Self-attribution bias is the tendency to attribute success to one’s own skills and abilities while attributing failures to external factors like luck or circumstances. We’re all guilty of it, and a new study shows that it’s rife in active fund management.
Think back to your time at school or university. The chances are, like most of us, some of your exam results were better than others. Now try to recall what you might have said — to yourself and to other people — in both of those instances.
When students score top marks in an exam, they tend to put it down to their own intelligence or hard work. When they mess up, they might blame the teacher for not explaining the course material better, or the exam board for setting such difficult questions.
This is a classic example of what behavioural psychologists call self-attribution bias. The term refers to the way we tend to attribute positive outcomes to our own abilities or efforts, while attributing negative outcomes to factors beyond our control.
It happens in all walks of life. A CEO, for example, will often attribute good financial results to positive changes they’ve introduced, and poor results to, say, the economic climate.
Similarly, a football manager might tell himself that victories are down to his tactical nous, while blaming defeats on poor refereeing or plain bad luck.

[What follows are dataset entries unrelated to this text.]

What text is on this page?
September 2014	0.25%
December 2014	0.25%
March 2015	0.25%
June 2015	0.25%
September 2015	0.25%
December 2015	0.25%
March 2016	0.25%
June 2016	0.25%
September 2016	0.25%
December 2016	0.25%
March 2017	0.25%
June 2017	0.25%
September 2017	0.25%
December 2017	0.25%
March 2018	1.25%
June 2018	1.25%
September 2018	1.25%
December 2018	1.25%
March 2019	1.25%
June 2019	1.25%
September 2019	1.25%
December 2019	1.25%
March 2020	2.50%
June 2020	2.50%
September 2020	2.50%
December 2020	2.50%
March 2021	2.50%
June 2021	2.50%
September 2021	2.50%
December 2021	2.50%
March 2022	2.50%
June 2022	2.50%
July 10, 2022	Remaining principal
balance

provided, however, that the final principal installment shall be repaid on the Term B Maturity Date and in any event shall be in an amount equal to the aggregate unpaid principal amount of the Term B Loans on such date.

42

Studies have shown how the same thing happens in investing. When our returns are good we like to congratulate ourselves for making astute decisions; when they’re poor, we might blame our financial adviser, or the newspaper columnist whose tips we were acting on.
Pros are susceptible too
But it’s not just ordinary investors who display self-attribution bias. Financial professionals are guilty of it too. Now a new study, entitled Heads I Win, Tails It’s Chance, by Meng Wang from Georgia State University, shows just how prevalent the bias is among active fund managers and how it negatively impacts their performance.
Wang used artificial intelligence software to examine the statements made by US fund managers in official shareholder reports called N-CSR filings that they are required to file with the regulator, the SEC. In these documents, managers typically explain the factors that have either contributed to, or detracted from, their investment performance.
Wang divided these statements into two — those that linked performance to internal factors such as skilful stock selection, and those that attributed outcomes to external factors such as the economic environment or prevailing conditions in specific sectors.
To evaluate the extent to which each manager displayed self-attribution bias, he created a measure called the self-attribution score (SAS), ranging from -1 to 1. The higher the SAS score, the more likely the fund manager was to credit themselves for good outcomes and blame external factors for bad ones.
The data set he used included 15,434 shareholder reports associated with 1,969 unique funds between 2006 and 2018.
What the study found
On average, Meng Wang found, 41% of the factors attributed to performance contributors were external, while 59% were internal. Conversely, 83% of the factors attributed to performance detractors were external, and 17% were internal.
Fund managers were, on average, 40.6% more likely to attribute performance contributors to internal factors than performance detractors.
In other words, the findings suggest that fund managers tend to internalise successes, attributing them to skill, and externalise failures, attributing them to bad luck.
But more interesting still is the finding that managers who displayed a stronger self-attribution bias tended to engage in more trading in the subsequent reporting period. Studies have shown that fund managers who trade more frequently are often overconfident and inclined to take excessive risks. These traits, in turn, are usually associated with inferior investment performance.
Another finding of note is that although the funds Wang looked at exhibited a higher self-attribution bias after periods of strong performance, biased attribution only influenced fund flows when funds performed poorly. To put it another way, investors ignored managers’ self-attribution bias when the fund performed well, thereby exhibiting self-attribution bias themselves in their choice of funds.
Lessons for investors
It’s already well documented that behavioural biases can be very detrimental to investment returns. It’s often suggested, however, that fund managers and other investment professionals are somehow immune to these biases, or at least less likely to succumb to them than the rest of us. However this latest study is one of many which show that professionals are affected as well.
More worrying still for those investors who use actively managed funds is that fund managers who exhibit self-attribution bias are also more likely to be overconfident and to engage in excessive risk-taking. There have certainly many instances of “star” managers whose performance flopped as a result of taking on too much risk.
Investors should stay on their guard against their own irrational tendencies. They should avoid acting on their emotions or following the herd. They should also be mindful of their own limitations and pay more attention to long-term trends than to recent events.
But they should also be wary of the behavioural biases of financial professionals acting on their behalf, including financial advisers and, especially, fund managers.
Remember, the best way to avoid any negative impact from behavioural biases is to use index funds — or other systematic, rules-based funds — that take human behaviour out of the decision-making process altogether.